On her first day on set, Maisie Williams said: “I'm so excited to be working on Doctor Who as it’s such a big and important part of British Culture. I can’t wait to meet the cast and crew and start filming, especially as we’ll be shooting not too far from my home town.”
Steven Moffat, lead writer and Executive Producer, added: “We’re thrilled to have Maisie Williams joining us on Doctor Who. It’s not possible to say too much about who or what she’s playing, but she is going to challenge the Doctor in very unexpected ways. This time he might just be out of his depth, and we know Maisie is going to give him exactly the right sort of hell.”

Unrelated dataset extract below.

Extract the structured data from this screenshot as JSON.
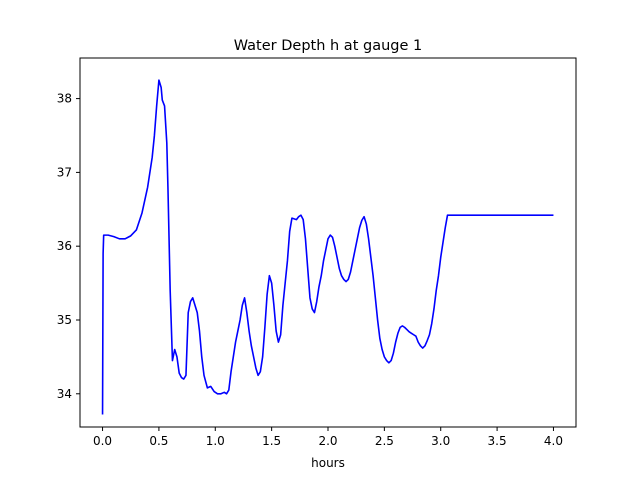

Bursting with drama, wit and heart, the show continues filming with two period adventures - The Girl Who Died written by Jamie Mathieson and Steven Moffat, and The Woman Who Lived by Catherine Tregenna. Starring Peter Capaldi (The Doctor) and Jenna Coleman (Clara Oswald), the duo continue to time travel through epic adventures directed by Ed Bazalgette (BBC One’s 18th-century drama Poldark).
Comedian and actor Rufus Hound, who recently appeared in the series Cucumber, also joins the guest cast alongside BBC Three’s Siblings and CBBC’s Horrible Histories star Tom Stourton, Ariyon Bakare, Simon Lipkin, Ian Conningham, Murray McArthur, Barnaby Kay, John Voce, and Struan Rodger.
Doctor Who has had a decade of success since its re-launch and is one of BBC One’s most highly regarded dramas. The much-loved brand is already a phenomenon delivering on a global scale, with the last series’ (series 8) consolidated average at 7.4 million.
The BBC Cymru Wales-produced drama will return to BBC One this autumn with further casting to be announced in due course.